Reflection by Ellis Hanson

“The well-bred contradict other people. The wise contradict themselves.”
— Oscar Wilde

If you have understood this epigram by Wilde, then you should have little difficulty with Daniel Wright’s new book, Bad Logic: Reasoning about Desire in the Victorian Novel. Wright does not quote the line, but it would neatly serve his purpose: appreciating bad logic in canonical novels — self-contradiction in Charlotte Brontë, tautology in Anthony Trollope, vagueness in George Eliot, and obscure generality in Henry James. Though he gets no chapter of his own, Wilde is deemed Prince Paradox in this book, and many a modern critic would feel honored to inherit the mantle. Paradox does logic one better by exposing the logical shortcomings of common sense. Such is the paradoxical duty of this book, to write good logic about bad logic in the hope of redeeming it and recovering those pangs of desire that we sacrifice to reasonableness. I am reminded of the livelier and more obscene debate between Good Logic and Bad Logic in Aristophanes’ comedy The Clouds. I may be paying a dubious compliment when I say Wright’s book is so well argued that desire must surely be in retreat once again. He has a fine precision in testing the logical rigor of literary statements, but remains oddly unravished by literary pleasures. He is a critic not to be walked in on. Psychoanalysis too sought to be rigorous about the erotic lure of bad logic, and the work of Jacques Lacan, Leo Bersani, Kaja Silverman, and Lee Edelman is touched upon here, lightly touched, as though to make a substantive argument about sexual psychology might pose too rude an interruption.
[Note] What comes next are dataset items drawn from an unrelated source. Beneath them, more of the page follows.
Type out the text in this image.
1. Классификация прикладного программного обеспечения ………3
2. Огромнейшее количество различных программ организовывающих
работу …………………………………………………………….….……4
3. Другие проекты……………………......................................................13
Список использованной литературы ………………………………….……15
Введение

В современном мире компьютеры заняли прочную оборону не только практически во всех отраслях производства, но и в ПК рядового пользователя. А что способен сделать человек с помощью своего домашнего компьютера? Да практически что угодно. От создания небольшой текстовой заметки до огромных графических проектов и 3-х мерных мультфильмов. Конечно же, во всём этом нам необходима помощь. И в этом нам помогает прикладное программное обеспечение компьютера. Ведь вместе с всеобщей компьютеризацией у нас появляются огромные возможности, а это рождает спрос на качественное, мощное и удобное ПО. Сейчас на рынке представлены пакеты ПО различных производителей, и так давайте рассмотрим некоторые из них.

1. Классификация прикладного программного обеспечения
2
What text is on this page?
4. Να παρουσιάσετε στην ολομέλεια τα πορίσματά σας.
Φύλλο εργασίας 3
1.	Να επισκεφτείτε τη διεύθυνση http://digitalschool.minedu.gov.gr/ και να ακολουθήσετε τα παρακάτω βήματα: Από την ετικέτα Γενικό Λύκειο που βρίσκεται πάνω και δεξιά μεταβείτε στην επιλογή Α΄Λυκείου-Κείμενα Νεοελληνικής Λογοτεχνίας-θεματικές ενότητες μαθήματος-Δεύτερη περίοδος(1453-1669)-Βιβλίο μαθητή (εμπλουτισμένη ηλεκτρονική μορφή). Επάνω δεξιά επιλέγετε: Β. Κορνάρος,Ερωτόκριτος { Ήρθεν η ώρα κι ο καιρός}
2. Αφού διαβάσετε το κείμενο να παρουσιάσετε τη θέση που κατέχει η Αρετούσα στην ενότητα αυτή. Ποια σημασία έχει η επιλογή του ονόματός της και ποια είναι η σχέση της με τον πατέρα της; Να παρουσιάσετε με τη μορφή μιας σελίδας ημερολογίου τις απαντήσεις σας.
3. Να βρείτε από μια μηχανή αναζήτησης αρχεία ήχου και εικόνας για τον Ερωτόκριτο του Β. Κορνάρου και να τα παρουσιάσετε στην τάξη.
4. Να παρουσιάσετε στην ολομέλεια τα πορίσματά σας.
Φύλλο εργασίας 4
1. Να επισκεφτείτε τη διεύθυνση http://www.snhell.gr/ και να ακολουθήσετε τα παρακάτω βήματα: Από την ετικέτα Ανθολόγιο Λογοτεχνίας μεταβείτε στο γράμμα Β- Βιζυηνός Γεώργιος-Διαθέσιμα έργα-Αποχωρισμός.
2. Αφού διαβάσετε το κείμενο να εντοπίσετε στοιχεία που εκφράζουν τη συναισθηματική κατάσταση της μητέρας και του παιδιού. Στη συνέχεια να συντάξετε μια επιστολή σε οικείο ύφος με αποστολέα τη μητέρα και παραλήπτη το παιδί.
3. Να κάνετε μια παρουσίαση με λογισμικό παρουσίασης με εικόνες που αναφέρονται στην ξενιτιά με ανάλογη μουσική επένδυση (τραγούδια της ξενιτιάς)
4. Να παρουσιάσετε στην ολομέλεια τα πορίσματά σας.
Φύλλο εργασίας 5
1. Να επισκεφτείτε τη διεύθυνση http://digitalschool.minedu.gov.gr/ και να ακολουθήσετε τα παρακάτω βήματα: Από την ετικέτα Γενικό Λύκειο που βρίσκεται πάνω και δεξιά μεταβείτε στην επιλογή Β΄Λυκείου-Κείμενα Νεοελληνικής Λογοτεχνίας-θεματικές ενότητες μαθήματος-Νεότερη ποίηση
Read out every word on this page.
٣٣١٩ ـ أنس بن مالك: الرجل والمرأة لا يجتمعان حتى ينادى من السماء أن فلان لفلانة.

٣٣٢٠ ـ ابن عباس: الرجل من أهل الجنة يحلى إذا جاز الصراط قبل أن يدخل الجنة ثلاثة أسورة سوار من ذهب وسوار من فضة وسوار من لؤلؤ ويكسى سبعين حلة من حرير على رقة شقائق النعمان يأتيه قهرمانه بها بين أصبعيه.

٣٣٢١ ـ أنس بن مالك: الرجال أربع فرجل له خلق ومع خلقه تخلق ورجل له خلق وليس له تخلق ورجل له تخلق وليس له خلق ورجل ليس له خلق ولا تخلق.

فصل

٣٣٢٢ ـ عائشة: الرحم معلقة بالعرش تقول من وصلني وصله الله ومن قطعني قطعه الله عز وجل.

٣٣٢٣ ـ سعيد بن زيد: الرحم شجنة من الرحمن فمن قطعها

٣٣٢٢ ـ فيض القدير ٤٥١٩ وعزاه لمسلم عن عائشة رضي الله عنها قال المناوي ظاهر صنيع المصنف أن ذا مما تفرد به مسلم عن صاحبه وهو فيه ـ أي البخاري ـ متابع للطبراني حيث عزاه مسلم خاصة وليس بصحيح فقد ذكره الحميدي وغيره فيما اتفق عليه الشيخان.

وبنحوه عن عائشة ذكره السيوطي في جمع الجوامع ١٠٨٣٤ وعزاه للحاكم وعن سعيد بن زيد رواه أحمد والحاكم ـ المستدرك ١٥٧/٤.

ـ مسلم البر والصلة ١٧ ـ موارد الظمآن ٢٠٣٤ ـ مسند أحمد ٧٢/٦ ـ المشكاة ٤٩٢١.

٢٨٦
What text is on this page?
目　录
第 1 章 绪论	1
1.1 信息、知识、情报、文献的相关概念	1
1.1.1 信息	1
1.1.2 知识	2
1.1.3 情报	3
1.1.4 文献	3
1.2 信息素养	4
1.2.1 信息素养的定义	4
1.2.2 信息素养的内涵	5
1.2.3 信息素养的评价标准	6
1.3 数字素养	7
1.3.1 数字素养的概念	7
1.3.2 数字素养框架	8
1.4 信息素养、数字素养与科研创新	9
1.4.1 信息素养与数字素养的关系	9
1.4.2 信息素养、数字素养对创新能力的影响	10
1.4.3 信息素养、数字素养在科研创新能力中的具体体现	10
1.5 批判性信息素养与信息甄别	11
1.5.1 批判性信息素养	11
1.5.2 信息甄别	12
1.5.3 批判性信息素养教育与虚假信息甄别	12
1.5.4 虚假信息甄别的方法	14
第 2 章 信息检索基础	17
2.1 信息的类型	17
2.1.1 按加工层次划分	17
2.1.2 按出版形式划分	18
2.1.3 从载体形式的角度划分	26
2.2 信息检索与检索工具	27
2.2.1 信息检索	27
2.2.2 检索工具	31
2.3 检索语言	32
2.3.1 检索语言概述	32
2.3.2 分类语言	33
“I am what I am” is the phrase whose bad logic most seduces Wright. I am not much won over by it, but that judgment consigns me to the phobic axis of Wright’s helpful if somewhat too abundantly syllabic distinction between the tautologophilic and the tautologophobic (there are always two kinds of people). D. A. Miller is also cast as a tautologophobe when he disses the popular gay showtune anthem “I Am What I Am,” sung by the out and proud drag queen Albin, who steals the show in La Cage aux Folles (Miller’s preference for the more closeted pleasures of Gypsy shows, for what it is worth, that he is what he is). Wright acknowledges Miller’s critique, though he neglects to cite the most brilliantly withering line from it: “‘I am what I am, and what I am needs no excuses,’ but this Yahweh-like claim gets retracted in every subsequent line of Albin’s apologia, which does nothing but badger and cajole the others he professes not to need” (Miller, Place for Us, 8). Yes, you are what you are, though the assertion begs every question that could be asked about you and about your civil rights. I have deployed this tautology myself in a certain sort of homophobic context where I might need to brazen it out for a few minutes while I quickly scope around for the nearest exit. Wright cites Gayatri Spivak’s coinage of the phrase “strategic essentialism” and Diana Fuss’s “now classic defense” of it, even though he seems aware that it is merely a contradiction in terms. Essences transcend strategies, after all. But can Wright still brazen it out when the exit is the last sentence of his book? “Whether one hears me or not, whether one acknowledges the self-evidence of my claim — indeed, whether or not I can entirely understand it myself — I am what I am.”

As in musical theater, always start slow, end big!